For instance, revenue from smart grid distribution automation systems is expected to nearly double from $6.3 billion this year to $11.1 billion in 2020, according to a report from Navigant Research.

Distribution automation technologies can provide utilities the ability to sense and pinpoint faults in the electric grid, reroute power flows through “dynamic sectionalizing” and provide critical information to line crews to hasten repairs and recovery from power outages, according to the report.

By 2014, the global market for smart grid technologies and services will climb to tens of billions of dollars annually, according to a study by McKinsey & Co.

Meanwhile, the annual global revenue opportunity for residential customer applications is expected to range between $3 billion to $10 billion next year as in-home energy management tools such as programmable communicating thermostats enable customers to adjust their energy consumption to fit their usage patterns and spending preferences.

Despite the operational and business opportunities that abound from the continued build out of smart grids, many utilities find themselves at a disadvantage when it comes to mining and acting on the big data that’s being generated from these intelligent networks.

Many power utilities are hampered by their uses of outdated reporting and dashboard tools, according to a new report by BRIDGE Energy Group.

Most utilities (55%) continue to manage and access data through basic reporting and dashboards and aren’t able to analyze data beyond description, classification, and clustering, according to the study.

In fact, just 10% of respondents are leveraging progressive analytics trends and technologies such as data visualization techniques and real-time event streams that could provide them with rich insights on energy usage patterns.

These types of limitations also make it extremely difficult for power companies to act on real-time power consumption data generated by smart grids that can be used for supply/demand balancing and load forecasting to better anticipate and prevent costly outages.

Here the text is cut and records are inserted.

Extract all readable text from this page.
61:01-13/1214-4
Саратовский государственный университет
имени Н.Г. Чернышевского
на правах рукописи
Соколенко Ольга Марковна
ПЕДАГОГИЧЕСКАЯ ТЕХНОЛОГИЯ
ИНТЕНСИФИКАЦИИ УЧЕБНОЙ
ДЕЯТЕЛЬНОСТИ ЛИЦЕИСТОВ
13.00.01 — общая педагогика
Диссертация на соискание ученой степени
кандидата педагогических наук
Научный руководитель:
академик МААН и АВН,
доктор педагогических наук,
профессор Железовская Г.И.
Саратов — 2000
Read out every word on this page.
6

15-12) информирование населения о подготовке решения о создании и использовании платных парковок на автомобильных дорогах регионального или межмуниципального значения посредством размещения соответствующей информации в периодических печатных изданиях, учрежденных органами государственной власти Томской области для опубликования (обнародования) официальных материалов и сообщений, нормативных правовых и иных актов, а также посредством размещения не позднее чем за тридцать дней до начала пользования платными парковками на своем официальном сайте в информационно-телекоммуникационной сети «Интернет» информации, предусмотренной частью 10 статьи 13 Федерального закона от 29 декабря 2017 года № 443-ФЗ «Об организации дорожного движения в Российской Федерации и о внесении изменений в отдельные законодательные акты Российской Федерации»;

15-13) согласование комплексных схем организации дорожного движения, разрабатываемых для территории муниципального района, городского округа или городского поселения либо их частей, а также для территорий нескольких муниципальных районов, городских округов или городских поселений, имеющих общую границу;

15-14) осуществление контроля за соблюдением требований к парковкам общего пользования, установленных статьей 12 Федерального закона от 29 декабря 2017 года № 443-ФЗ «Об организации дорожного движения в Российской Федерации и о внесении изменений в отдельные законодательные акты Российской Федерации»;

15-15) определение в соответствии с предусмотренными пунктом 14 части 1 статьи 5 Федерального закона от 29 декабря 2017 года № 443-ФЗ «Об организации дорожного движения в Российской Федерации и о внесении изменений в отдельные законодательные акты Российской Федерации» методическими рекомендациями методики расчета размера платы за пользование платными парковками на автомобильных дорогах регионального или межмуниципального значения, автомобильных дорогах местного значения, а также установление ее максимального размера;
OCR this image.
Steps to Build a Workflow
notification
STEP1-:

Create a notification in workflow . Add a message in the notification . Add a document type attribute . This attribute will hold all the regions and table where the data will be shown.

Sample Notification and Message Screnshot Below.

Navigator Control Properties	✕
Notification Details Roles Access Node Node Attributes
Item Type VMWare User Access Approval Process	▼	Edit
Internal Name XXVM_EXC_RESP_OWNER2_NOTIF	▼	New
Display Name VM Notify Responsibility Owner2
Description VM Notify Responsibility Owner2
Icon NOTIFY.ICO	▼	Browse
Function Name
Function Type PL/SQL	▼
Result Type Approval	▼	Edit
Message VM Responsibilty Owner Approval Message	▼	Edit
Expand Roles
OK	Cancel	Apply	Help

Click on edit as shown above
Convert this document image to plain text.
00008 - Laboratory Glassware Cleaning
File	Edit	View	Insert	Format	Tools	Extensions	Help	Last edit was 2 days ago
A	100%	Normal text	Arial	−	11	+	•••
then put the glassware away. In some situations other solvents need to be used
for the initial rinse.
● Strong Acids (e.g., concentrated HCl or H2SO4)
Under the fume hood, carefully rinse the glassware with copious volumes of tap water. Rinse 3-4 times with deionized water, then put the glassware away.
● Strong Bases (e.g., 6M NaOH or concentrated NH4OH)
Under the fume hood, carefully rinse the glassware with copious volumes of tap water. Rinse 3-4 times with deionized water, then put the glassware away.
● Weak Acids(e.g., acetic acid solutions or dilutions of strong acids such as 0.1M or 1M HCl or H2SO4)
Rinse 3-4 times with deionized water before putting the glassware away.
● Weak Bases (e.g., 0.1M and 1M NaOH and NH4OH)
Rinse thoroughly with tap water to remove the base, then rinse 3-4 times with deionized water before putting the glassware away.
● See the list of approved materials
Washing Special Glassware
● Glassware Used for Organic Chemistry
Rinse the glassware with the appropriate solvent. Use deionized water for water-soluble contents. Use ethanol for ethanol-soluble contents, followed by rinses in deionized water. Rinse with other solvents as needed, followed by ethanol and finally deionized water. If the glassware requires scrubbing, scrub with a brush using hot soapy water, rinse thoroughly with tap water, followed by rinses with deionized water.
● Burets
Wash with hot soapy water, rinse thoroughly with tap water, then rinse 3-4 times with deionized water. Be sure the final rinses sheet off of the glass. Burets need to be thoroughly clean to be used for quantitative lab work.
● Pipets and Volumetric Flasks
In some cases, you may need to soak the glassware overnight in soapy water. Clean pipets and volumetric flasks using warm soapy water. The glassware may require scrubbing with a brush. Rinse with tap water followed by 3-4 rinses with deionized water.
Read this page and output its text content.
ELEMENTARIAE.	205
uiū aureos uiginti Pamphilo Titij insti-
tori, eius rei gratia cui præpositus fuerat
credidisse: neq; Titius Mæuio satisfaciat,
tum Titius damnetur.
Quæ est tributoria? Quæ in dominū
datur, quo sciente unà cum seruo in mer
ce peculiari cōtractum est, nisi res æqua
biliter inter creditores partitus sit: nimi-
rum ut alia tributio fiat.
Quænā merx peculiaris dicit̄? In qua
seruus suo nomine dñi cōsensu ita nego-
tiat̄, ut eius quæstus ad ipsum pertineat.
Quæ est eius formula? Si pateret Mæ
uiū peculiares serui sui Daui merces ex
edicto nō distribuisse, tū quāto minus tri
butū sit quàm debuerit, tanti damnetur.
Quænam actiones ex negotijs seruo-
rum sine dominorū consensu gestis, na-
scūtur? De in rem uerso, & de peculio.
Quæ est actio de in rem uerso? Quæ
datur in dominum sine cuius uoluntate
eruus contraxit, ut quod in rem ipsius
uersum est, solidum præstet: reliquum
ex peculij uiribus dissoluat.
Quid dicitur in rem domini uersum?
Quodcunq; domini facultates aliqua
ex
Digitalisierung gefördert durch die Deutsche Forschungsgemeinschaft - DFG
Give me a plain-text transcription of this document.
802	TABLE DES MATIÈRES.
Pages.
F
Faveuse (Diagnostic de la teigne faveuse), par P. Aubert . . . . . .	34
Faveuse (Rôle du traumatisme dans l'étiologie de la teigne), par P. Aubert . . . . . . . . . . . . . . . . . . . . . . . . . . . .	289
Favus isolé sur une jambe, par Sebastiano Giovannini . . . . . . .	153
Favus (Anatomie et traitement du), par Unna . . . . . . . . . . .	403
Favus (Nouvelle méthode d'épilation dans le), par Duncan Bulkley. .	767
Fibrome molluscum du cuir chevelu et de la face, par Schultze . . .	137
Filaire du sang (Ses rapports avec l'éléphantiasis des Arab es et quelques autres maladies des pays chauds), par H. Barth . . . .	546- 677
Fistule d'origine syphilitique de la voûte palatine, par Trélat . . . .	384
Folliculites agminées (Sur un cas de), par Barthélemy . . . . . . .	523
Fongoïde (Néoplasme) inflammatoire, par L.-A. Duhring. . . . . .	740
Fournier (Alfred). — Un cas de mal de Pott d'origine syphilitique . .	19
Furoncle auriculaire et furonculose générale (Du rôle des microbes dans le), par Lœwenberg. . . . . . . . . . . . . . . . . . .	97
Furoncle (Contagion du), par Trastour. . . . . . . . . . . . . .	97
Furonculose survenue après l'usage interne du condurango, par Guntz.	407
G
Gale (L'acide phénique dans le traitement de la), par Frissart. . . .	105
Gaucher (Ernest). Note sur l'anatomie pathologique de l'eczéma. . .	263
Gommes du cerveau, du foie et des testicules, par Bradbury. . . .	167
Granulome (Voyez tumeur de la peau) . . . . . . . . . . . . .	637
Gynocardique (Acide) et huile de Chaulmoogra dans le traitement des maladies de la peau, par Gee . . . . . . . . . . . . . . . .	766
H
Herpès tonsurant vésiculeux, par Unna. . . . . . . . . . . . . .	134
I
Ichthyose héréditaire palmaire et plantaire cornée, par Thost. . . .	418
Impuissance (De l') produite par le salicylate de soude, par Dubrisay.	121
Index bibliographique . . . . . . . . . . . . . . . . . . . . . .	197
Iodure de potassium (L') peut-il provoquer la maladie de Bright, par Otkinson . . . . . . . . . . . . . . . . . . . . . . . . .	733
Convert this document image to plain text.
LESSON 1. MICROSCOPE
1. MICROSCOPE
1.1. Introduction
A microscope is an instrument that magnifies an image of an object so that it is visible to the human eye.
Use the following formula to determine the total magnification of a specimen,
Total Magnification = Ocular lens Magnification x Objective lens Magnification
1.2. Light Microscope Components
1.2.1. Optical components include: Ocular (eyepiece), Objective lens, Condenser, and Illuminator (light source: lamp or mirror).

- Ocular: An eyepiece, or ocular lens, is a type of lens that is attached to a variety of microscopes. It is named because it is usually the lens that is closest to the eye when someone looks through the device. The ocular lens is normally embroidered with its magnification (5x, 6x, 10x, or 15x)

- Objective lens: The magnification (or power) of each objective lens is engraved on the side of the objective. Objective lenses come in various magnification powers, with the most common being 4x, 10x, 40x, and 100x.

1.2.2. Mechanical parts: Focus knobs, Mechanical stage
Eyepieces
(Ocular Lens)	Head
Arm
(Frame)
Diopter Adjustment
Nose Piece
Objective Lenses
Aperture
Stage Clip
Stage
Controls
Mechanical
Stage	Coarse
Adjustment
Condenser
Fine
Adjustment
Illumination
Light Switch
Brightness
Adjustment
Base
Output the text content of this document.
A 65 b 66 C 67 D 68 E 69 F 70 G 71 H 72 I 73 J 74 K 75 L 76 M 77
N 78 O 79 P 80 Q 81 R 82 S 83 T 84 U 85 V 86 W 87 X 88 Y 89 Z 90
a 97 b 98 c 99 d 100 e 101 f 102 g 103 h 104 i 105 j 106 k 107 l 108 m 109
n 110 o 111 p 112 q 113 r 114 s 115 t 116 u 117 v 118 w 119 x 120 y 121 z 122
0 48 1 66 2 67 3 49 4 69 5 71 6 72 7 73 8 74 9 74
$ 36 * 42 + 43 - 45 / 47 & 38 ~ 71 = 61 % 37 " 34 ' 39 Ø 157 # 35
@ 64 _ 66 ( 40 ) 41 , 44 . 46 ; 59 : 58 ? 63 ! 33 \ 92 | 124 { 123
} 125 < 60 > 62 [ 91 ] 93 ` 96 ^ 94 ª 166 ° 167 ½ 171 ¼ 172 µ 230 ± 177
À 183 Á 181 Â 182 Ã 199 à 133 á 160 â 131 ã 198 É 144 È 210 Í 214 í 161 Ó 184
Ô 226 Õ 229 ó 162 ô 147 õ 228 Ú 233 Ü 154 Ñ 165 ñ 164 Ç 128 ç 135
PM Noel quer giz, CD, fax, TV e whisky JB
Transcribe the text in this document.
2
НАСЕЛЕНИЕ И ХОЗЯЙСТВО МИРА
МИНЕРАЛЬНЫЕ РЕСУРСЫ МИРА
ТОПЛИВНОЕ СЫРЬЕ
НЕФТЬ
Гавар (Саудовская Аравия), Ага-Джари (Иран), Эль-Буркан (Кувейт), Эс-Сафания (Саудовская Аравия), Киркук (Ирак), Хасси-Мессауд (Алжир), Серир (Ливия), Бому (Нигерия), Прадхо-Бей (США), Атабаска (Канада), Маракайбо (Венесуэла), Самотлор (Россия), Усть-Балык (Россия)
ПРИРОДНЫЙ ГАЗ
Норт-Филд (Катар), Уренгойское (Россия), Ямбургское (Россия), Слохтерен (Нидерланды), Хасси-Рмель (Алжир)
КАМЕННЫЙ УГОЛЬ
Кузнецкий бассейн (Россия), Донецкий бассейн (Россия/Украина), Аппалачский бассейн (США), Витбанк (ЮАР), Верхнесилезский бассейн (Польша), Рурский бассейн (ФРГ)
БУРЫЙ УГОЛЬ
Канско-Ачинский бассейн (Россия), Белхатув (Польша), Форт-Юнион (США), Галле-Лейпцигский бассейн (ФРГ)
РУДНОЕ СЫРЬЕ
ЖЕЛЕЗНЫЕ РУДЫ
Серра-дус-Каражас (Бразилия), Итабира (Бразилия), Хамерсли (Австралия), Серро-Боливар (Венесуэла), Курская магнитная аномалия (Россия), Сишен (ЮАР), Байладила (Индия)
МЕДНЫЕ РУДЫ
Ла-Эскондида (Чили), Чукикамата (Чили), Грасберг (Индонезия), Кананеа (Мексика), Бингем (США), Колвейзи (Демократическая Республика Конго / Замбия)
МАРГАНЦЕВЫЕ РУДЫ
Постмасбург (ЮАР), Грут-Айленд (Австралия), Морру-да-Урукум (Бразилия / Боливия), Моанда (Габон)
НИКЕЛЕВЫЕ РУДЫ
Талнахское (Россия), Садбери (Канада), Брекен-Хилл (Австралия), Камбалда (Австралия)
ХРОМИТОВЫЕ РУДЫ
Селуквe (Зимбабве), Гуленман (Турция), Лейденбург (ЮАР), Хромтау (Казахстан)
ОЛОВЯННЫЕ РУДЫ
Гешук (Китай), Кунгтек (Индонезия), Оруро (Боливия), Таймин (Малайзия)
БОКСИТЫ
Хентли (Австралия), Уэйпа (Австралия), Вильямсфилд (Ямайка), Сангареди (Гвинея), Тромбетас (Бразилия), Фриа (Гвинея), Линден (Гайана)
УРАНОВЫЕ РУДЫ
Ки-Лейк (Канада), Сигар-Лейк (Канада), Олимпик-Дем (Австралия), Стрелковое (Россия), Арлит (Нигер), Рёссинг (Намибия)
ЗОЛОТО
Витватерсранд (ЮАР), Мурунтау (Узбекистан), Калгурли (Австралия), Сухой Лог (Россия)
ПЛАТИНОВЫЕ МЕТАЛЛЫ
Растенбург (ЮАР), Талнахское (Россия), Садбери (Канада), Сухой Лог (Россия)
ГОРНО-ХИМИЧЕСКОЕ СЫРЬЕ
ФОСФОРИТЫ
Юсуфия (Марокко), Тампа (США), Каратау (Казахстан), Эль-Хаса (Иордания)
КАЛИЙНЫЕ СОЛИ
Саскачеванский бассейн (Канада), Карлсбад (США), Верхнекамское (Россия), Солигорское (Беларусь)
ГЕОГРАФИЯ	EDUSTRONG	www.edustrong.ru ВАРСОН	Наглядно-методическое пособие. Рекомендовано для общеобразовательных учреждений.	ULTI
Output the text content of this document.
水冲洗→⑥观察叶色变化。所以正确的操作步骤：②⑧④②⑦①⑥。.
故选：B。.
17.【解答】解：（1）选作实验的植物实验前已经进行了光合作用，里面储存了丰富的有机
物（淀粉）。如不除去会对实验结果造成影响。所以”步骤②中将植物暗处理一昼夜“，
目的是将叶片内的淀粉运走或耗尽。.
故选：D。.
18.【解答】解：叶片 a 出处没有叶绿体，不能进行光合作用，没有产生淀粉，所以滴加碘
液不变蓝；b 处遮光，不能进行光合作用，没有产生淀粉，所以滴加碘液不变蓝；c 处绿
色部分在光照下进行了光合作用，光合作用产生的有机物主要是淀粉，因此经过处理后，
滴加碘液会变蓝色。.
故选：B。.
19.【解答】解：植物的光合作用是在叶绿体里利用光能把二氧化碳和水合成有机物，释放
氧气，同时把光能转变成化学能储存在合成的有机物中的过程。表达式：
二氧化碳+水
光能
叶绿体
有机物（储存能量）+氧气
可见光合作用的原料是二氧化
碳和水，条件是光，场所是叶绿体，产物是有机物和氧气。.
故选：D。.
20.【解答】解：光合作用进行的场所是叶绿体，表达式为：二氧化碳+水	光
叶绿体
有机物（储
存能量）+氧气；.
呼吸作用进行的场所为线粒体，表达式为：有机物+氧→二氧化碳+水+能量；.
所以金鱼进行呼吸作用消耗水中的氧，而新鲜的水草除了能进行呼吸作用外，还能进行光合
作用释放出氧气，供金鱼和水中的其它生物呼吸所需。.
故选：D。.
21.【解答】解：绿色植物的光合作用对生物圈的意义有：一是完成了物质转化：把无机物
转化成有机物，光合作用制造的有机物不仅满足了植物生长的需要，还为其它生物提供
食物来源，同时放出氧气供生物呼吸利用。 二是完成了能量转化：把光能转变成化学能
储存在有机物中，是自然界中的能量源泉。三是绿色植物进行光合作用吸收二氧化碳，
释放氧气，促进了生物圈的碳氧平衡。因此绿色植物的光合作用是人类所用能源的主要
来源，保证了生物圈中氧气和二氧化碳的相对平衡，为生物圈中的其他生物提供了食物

Obsolete reporting and dashboard technologies also prevent utilities from discovering residential or commercial usage trends generated by smart grid data sets that might lead to new revenue opportunities.

For instance, the use of predictive analytics that’s blended with streaming smart grid data may inform utility executives that a high percentage of commercial customers in office buildings are wasting energy by leaving high-output lighting on overnight or by running heating or air conditioning systems inefficiently during non-peak hours.

Such insights could allow a power company to offer commercial customers revenue-generating energy management services that still manage to save clients money on power consumption.